Housing will present an unpleasant puzzle for Bristol’s next mayor, whoever they may be. We asked three experts for their slant on tackling it
A week before George Ferguson was elected mayor in November 2012, the Bristol Post published a story warning that the city’s housing supply was ‘in crisis’. At the time, the expression ‘housing crisis’ was only just flickering into national consciousness and was generally absent from Bristol’s media.
Just over three years later, renting or buying a home in certain parts of the city will cost you around one and a half times what it did in late 2012. Presumably, few residents’ wages will have increased this much. Affordable homes targets have been missed – by miles – while waiting lists have grown. Meanwhile reports on housing and homelessness problems (see below) have become so commonplace that it’s easy to feel numbed by them.

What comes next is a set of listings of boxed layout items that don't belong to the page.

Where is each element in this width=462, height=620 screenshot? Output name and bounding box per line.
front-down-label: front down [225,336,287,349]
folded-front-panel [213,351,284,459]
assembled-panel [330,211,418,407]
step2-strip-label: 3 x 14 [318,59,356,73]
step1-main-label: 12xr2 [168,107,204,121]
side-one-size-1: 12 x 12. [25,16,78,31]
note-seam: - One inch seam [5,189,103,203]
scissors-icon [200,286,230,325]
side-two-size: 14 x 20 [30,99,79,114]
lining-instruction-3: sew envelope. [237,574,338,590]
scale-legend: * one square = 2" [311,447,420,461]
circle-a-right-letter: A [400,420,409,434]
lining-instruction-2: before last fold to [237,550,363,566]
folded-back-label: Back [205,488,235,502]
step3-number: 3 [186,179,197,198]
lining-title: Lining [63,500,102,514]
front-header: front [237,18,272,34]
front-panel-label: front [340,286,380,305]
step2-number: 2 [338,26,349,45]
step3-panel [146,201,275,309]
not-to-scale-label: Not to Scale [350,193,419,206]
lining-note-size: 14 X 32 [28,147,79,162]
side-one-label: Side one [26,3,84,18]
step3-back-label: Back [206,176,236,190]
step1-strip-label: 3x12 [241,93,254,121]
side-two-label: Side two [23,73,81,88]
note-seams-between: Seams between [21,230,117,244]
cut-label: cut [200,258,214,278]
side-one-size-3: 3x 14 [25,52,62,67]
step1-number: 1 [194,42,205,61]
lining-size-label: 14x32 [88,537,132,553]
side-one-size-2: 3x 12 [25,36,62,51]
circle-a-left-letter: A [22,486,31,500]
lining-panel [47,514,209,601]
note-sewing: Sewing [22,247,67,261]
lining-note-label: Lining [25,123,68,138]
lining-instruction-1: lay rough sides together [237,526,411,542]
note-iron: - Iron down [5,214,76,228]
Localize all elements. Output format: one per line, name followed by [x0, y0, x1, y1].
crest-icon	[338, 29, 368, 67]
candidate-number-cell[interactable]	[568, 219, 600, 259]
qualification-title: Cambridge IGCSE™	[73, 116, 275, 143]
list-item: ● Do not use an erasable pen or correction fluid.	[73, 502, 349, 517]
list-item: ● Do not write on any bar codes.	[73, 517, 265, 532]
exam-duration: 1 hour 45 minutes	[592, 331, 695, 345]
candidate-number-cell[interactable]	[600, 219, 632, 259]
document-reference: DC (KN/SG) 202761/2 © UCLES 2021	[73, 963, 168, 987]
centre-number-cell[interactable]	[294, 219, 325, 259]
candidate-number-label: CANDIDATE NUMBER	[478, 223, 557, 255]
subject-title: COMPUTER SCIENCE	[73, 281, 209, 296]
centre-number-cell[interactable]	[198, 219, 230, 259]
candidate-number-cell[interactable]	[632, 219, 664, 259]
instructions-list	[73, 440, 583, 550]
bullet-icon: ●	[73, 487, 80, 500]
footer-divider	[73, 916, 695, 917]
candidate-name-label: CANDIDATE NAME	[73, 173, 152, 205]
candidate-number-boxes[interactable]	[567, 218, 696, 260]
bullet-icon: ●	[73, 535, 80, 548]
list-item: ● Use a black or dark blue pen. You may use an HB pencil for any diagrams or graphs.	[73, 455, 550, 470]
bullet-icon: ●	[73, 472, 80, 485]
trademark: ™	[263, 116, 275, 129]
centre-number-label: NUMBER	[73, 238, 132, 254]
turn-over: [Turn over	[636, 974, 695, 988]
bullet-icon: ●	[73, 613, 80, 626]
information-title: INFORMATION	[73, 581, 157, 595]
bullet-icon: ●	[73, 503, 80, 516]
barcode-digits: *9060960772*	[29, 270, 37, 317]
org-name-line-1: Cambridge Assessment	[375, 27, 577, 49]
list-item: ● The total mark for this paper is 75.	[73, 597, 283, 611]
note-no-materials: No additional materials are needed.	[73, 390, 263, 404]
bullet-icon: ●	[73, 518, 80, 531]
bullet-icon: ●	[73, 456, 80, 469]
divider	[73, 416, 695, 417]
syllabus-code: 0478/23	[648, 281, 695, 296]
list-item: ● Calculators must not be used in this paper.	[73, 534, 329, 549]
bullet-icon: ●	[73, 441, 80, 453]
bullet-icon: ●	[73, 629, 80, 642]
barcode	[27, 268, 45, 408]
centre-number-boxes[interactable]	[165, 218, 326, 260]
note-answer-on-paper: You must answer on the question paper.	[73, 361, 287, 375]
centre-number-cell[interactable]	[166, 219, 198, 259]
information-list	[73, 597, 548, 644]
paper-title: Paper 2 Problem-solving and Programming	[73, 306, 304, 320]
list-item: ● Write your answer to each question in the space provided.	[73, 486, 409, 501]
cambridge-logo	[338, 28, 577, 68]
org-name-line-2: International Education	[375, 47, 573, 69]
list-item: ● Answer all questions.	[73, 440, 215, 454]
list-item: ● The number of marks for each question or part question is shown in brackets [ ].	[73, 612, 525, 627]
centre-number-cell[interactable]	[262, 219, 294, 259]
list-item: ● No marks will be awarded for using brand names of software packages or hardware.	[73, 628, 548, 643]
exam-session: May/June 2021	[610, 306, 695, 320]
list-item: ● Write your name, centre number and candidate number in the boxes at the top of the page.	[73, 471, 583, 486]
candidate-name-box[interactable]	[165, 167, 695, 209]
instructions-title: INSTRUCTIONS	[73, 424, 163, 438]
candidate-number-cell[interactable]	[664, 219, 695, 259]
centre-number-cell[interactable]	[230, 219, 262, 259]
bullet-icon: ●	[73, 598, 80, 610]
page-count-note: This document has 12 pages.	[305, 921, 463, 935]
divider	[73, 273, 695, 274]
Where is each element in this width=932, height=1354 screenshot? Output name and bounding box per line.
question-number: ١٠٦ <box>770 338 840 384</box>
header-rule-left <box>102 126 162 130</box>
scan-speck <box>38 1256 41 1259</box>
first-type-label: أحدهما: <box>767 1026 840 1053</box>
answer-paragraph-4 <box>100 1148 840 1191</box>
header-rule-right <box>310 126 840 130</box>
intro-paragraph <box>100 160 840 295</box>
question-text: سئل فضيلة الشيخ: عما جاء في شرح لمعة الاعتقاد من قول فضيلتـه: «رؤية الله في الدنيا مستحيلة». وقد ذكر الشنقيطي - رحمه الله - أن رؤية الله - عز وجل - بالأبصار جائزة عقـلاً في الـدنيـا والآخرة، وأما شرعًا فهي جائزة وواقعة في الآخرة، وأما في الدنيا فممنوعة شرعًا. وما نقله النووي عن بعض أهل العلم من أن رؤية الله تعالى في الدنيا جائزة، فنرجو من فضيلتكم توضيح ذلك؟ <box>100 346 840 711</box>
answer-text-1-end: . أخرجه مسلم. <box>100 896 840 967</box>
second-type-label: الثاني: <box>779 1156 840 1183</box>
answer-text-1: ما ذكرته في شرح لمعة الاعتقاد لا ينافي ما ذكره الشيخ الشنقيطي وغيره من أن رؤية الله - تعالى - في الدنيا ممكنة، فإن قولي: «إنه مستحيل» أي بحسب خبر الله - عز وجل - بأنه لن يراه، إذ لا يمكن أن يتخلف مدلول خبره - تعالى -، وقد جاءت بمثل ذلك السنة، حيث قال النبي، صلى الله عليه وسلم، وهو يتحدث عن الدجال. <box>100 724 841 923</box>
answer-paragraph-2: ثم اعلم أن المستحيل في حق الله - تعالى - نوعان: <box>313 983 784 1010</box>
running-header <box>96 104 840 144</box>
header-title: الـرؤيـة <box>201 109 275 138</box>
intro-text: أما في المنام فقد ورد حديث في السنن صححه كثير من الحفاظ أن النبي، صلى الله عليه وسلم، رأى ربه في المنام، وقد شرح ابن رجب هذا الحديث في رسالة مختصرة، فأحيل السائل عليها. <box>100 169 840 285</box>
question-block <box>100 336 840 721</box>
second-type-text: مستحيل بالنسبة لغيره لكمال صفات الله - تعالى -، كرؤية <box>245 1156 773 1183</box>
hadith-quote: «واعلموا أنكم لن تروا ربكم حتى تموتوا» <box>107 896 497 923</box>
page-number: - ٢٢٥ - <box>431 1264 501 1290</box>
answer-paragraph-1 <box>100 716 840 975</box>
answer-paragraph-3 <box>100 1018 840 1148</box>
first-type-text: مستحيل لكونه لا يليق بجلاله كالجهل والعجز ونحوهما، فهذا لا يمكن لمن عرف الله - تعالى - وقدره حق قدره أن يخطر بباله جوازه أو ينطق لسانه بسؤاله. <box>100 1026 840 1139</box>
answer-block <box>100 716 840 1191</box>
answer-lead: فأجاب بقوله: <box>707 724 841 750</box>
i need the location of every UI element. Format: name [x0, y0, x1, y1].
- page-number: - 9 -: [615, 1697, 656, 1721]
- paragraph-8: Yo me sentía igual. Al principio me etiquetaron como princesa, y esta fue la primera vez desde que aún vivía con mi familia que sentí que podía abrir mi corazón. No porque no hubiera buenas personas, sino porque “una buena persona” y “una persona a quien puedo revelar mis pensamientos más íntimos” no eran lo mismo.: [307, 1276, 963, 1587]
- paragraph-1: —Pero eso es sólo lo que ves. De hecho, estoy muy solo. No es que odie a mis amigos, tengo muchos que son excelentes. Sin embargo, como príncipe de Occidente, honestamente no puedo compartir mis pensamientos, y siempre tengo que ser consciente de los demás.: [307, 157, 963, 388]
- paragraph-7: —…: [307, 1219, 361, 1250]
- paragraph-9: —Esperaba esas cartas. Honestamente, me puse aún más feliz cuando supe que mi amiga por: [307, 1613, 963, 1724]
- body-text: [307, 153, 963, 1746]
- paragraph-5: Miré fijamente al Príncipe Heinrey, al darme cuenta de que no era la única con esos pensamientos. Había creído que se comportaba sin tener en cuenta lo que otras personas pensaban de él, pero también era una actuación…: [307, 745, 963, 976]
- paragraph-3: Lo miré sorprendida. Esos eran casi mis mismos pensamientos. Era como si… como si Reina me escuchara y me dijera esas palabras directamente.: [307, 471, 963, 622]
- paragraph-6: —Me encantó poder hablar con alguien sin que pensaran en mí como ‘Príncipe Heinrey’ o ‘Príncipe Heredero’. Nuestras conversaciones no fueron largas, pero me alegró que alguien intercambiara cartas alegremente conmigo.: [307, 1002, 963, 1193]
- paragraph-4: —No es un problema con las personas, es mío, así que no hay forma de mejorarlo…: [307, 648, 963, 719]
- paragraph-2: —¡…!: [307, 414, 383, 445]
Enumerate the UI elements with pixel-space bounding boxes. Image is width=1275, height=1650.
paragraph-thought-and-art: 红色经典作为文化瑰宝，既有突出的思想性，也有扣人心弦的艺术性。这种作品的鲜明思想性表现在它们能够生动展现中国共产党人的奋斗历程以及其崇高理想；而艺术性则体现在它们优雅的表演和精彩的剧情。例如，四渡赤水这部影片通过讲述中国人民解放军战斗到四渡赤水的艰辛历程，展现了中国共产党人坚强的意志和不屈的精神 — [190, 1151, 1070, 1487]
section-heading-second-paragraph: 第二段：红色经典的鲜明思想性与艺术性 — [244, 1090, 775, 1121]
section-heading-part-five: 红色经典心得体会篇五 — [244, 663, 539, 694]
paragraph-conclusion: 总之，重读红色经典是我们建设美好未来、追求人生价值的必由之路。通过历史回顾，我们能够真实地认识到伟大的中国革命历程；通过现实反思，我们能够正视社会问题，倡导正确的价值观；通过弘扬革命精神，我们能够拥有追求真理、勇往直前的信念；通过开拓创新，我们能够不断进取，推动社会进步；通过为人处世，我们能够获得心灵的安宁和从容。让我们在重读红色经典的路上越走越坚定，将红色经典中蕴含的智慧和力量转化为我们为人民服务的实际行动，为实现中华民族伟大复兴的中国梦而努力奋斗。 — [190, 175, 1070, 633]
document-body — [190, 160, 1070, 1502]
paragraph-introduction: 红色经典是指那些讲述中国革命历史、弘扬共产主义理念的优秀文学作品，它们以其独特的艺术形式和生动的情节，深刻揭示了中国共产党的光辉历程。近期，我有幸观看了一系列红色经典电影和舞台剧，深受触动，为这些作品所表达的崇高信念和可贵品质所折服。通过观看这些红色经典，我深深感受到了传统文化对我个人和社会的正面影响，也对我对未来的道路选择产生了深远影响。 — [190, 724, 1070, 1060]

With housing increasingly concerning many Bristolians, it’s no surprise that mayoral candidates have been rushing to set out their stalls. Labour’s Marvin Rees has pledged to build 800 affordable homes a year if elected; for the Greens, Tony Dyer is committed to a similar number. Ferguson meanwhile, launching a new ‘Homes Board’ set up by the council to tackle housing challenges in our city, pointed out in March that “issues are complex”.
Here three informed people discuss the challenges that Bristol faces, lay out the priorities for the city’s beleaguered army of private tenants and suggest that our leaders must think beyond the parameters of a “broken” housing delivery model.
Crunching the numbers
- 18%: the amount by which Bristol rents rose from 2014 to 2015 – the joint highest rate, with Brighton.
- £785: approximate average monthly rental price of a two-bed property in BS5, historically one of Bristol’s cheapest postcodes, during the last three months of 2015 (sourced by averaging data from Rightmove).
- £649: amount of monthly housing benefit available to claimants eligible for a two-bed property in Bristol.
- 555: the number of homeless households Bristol council accepted it had a duty to rehouse between April and September 2015 (there were 872 acceptances during the whole of 2014/15).*
- £4.4 million: the amount spent by Bristol council on emergency accommodation for homeless households between April and December 2015 (the cost for the whole of 2014/15 was £3.2 million).*
- 97: the number of rough sleepers recorded on the streets of Bristol in 2015. This was the second highest total of any local authority (after Westminster) and a tenfold rise since 2010.
- 1,490: the number of ‘affordable’ (social and intermediate rent) homes delivered by Bristol council and its housing association partners between April 2010 and April 2015. The target was 2,000.